Metrolink is going to cost a fortune, but perhaps we have got the infrastructure costs we deserve

Nobody is pretending it won’t be expensive. Colossally

Computer generated images of Metrolink, the planned Dublin metro train running from Swords to Ranelagh

Leading the charge on the first day of the An Bord Pleanála oral hearing into the long-awaited Metrolink were Michael McDowell and Colm McCarthy.

McDowell, a senator, barrister and Irish Times columnist, told the hearing that the whole project should be scrapped as it was a financial “black hole” that would “absorb €10-€20 billion” with the result that other capital projects would not go ahead.

McCarthy is a well-regarded economist and media contributor and was equally circumspect about Metrolink. He said it would be “colossally expensive” and the benefits were not obvious. He raised doubts about the value of increased accessibility to Dublin Airport; one of the benefits promised by Metrolink. “Metro, it seems to me, is a solution in search of a problem,” he said

Both men have form in this area. McDowell was trenchantly opposed to the Luas when it built in 2004, though at the time he supported “the principle of a rail-based public transport system for Dublin. It would have been possible, with decent planning, to have had a system which would have been placed underground.”


Then a Dáil deputy for Dublin South East, he told the chamber that the Luas as then conceived was an “expensive toy train set that will damage the city rather than improve it and will make it more ugly than it is, leaving the 90 per cent of those who will not live on the Luas corridors more frustrated and angry”.

Few would share that view some 20 years later.

McCarthy was equally negative about the Luas, predicting that it would struggle to reach the target of 20 million passengers needed for operational break even in its first year of operation. It carried 22 million people in 2005 and currently carries 50 million a year.

Its easy, but perhaps a little foolhardy, to dismiss the views of McDowell and McCarthy on the basis that their takes on the Luas did not come to pass.

Just because they were wrong about Luas does not mean they will be wrong about Metrolink.

Nobody is pretending it won’t be expensive. Colossally. The current estimate is €9.5 billion for an 18.8km line running from north of Swords to Charlemont on the Grand Canal.

At roughly €500 million per km, it is at the upper end of the range for such projects according to Britain Remade a campaign group that promotes economic growth in the UK.

Metrolink Dublin Olivia Kelly feature

The campaign has helpfully compiled a spreadsheet of tram, underground, heavy rail and electrification projects from 14 different countries based on work by the Transit Costs Project based at New York University’s marron institute of urban management.
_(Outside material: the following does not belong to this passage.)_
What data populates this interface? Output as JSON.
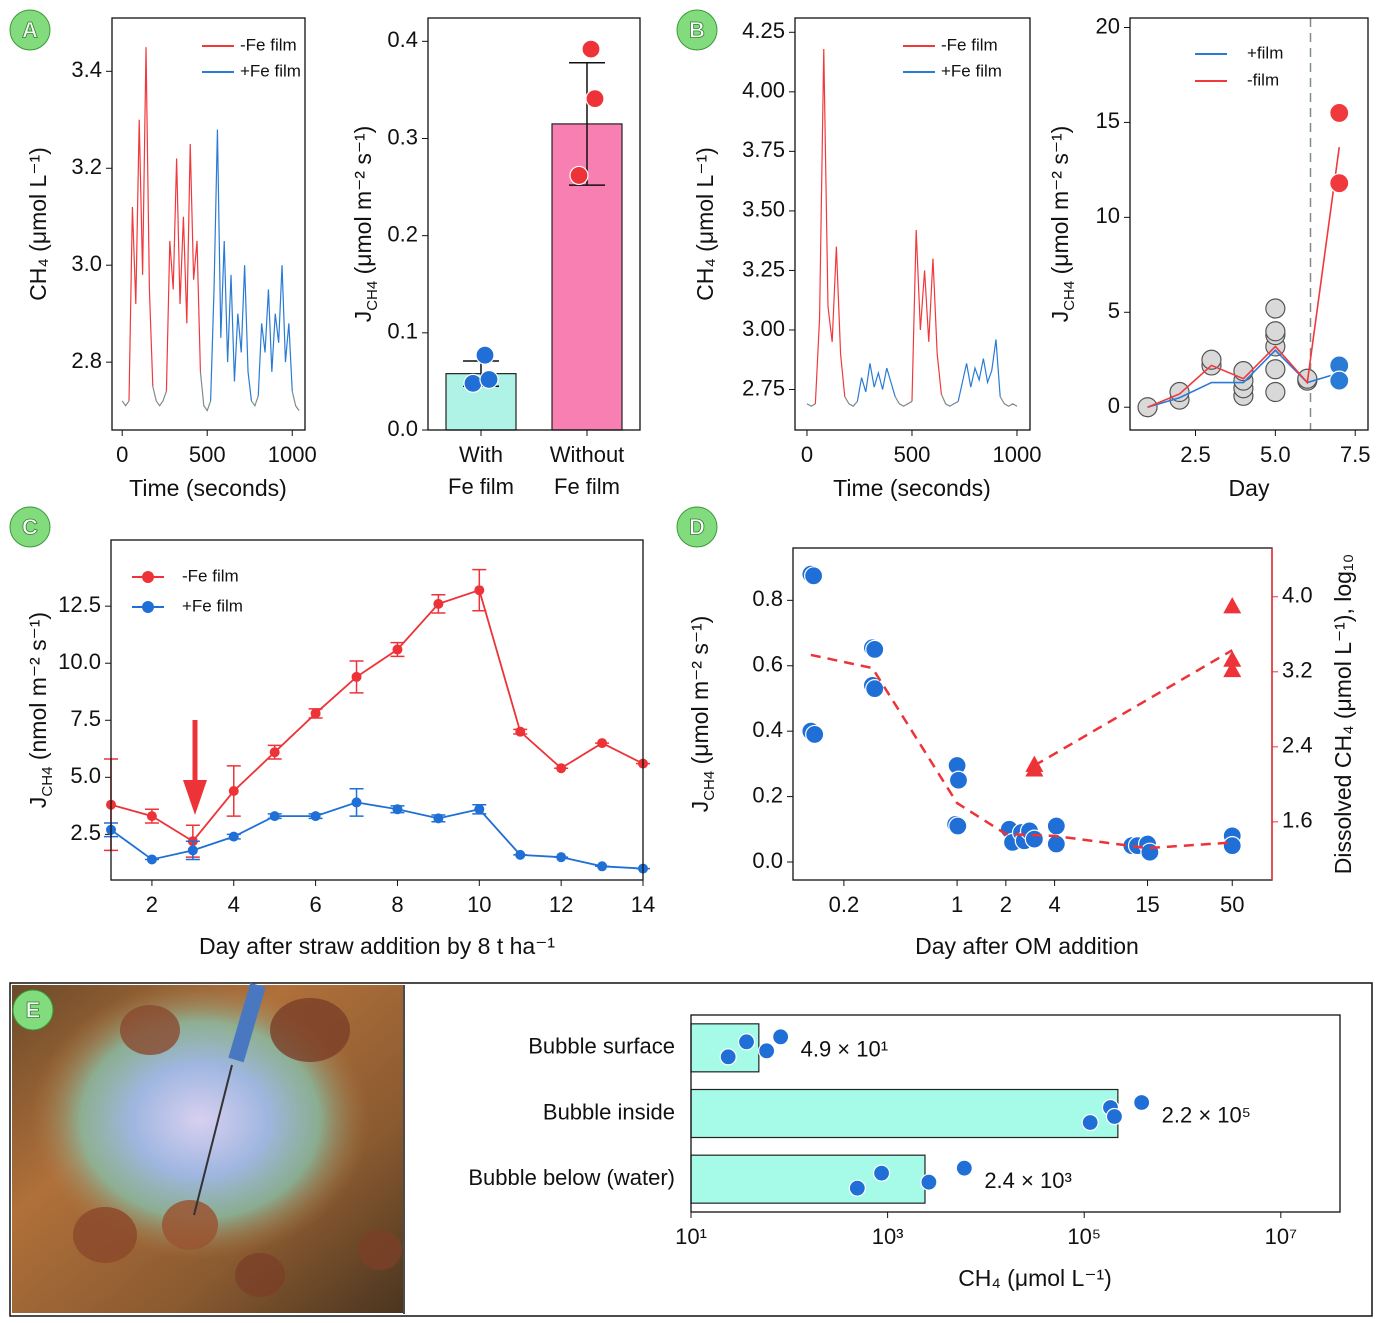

Metrolink is not in the database, but converted to sterling, it comes in at £692 million per mile based on the current figures. No two projects are alike but what is clear is that in terms of cost, Metrolink has more in common with projects in the UK, the United States, Canada and Australia than elsewhere in Europe.

The Ontario Line, a new 16km (10-mile) underground running through the centre of Toronto that is due to be completed in 2031 will cost £1.3 billion a mile. Around 60 per cent will be underground. A similar portion to Metrolink.

A 6.4km (four mile) extension to the D-Line in Los Angeles, due to be completed this year, will costs £644 million per mile. The 3.2km (two mile) extension to the Northern Line in London, which was completed in 2021, cost £743 million per mile. The Northwest Line, a 30km (18.6 mile) extension to the Sydney metro that is 51 per cent underground, and is due to be completed this year, will cost £580 million per mile.

Comparable projects elsewhere in Europe seem to have been delivered at a much lower cost. A new 27km (16.77 mile) line to the airport in Toulouse that will be ready by 2028 and is 60 per cent underground will cost £164 million per mile. A 48km (29.69 mile) extension to the Barcelona underground due to be ready in 2026 will cost £206 million per mile and is 95 per cent underground.

There is only so much that can be read into these figures but if you were to list the things that we share with the UK, the United States, Canada and Australia you would have to include political culture and a common law system, one of the outworkings of which is a planning process which gives objectors considerable influence, even if they are not directly affected. This causes delays and pushes up costs.

It is notable in this regard that two Government TDs turned up at the first day of the oral hearing to make representations on behalf of their constituents despite the project in its current form being Government policy. Jim O’Callaghan, a Fianna Fáil TD for Dublin Bay South declared himself in favour of an underground to the airport but didn’t think it should terminate at Charlemont in his constituency.

Likewise Paul McAuliffe, the Fianna Fáil TD for Dublin North West spoke of the enthusiasm in Ballymun – part of his constituency – for the project but queried why the plan had been changed from the original 2010 version which took a different route through Dublin North West that was presumably more amenable to his constituents.

Labour Senator Marie Sherlock also declared her passionate support for the project but worried that it would be near impossible to get cars through Phibsborough at the height of the construction project.

It is hard to escape the conclusion that perhaps we have got the infrastructure costs we deserve.